I hate to make you play favourites, but who are some of your favourite artists you've covered over the years?

Yeah, I don’t know that I can choose favourite artists—there have been so many—but I can name some that have been particularly significant on our journey. Burton Cummings graced our first-ever issue in 1979, and he and The Guess Who have been pretty prominent in our pages in the years since. We’ve also had Rush on our cover multiple times in each decade and benefited from their ongoing support. There are national treasures like Liona Boyd, The Tragically Hip, Oscar Peterson, and Alanis Morissette that broke the mold and continue to influence fresh new sounds to this day. It’s also rewarding to put genre-bending artists like Alexisonfire, Lights, Zeds Dead, and Shad on the cover.
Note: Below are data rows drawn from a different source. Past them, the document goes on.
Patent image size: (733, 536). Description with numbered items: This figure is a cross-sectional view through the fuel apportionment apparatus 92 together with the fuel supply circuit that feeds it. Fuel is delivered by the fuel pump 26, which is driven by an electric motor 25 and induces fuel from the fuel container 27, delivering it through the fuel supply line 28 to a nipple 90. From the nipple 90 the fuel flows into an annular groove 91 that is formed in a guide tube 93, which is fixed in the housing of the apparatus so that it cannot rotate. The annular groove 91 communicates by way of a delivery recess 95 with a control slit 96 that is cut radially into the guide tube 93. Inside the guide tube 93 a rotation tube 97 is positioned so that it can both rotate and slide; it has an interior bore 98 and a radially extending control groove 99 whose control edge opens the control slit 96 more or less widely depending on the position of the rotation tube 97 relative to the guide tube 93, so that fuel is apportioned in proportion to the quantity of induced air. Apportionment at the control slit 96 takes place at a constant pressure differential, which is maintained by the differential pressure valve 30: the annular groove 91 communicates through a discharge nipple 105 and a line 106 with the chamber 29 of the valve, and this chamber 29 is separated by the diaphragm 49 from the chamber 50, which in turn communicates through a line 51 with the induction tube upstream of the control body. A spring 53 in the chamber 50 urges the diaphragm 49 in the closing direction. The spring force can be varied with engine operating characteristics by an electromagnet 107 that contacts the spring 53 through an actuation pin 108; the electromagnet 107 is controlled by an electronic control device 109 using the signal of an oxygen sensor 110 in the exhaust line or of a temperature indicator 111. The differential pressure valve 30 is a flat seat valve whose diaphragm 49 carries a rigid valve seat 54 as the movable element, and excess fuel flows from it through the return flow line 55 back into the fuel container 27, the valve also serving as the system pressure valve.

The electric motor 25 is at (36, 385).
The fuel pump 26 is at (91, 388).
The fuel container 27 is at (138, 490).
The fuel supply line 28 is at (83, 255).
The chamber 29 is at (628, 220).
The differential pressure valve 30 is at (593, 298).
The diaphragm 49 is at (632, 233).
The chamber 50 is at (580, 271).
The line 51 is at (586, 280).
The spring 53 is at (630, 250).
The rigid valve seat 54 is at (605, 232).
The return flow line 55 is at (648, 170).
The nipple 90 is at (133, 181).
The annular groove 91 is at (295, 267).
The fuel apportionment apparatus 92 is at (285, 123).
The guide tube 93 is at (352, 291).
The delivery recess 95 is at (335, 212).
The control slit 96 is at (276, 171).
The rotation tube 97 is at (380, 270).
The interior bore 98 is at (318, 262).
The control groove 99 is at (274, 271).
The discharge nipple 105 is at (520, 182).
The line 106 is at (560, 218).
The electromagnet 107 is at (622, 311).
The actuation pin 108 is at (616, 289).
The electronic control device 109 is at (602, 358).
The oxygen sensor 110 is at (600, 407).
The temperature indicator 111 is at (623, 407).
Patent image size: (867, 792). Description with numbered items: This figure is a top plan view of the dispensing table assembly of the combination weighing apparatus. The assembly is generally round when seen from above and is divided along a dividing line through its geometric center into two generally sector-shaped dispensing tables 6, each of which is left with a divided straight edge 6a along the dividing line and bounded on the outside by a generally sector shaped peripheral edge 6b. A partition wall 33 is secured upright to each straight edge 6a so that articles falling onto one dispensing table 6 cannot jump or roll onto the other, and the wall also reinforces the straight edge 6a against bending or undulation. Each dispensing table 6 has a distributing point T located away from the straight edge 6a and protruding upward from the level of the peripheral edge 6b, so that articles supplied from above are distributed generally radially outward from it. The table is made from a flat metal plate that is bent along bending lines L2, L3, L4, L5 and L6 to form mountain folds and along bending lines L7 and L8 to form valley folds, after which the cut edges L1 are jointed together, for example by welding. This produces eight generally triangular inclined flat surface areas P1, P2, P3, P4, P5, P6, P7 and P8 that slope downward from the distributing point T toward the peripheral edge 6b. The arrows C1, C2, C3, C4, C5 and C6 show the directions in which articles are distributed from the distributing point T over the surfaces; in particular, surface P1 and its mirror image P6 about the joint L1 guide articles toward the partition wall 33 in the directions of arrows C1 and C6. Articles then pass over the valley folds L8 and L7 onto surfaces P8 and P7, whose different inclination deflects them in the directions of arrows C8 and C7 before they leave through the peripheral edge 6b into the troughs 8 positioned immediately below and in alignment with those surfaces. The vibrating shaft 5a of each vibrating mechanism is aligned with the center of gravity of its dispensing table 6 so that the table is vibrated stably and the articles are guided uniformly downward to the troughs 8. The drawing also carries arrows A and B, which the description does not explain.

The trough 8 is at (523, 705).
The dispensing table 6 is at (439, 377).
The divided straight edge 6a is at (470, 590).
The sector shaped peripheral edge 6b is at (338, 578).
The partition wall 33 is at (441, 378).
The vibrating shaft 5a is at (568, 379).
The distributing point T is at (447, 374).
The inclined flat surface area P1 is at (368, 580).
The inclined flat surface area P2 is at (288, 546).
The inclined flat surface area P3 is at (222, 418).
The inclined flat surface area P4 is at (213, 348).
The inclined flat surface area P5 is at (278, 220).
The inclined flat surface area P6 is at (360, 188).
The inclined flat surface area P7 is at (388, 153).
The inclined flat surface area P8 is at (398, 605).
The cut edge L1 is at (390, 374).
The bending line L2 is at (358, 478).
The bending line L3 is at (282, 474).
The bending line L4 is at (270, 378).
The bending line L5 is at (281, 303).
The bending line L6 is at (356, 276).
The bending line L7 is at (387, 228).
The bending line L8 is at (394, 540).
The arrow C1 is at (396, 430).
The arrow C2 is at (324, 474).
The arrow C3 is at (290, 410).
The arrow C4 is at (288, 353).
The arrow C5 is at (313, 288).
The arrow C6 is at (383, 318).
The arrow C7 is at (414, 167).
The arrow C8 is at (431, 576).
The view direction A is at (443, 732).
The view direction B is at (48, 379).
These are people making music that would’ve been simply unfathomable when we first published in 1979.

We’ve been fortunate also to have many of our favourite musicians write for the magazine over the years, too, like Alex Lifeson from Rush, James LaBrie from Dream Theater, Jully Black, Dan Hill, Kevin Young from Moist, and countless others. And, based on the overwhelming response we got from their fans the last time we featured them, we should shout out Marianas Trench, who will be on the cover of our May/June 2019 issue, which drops in a few weeks!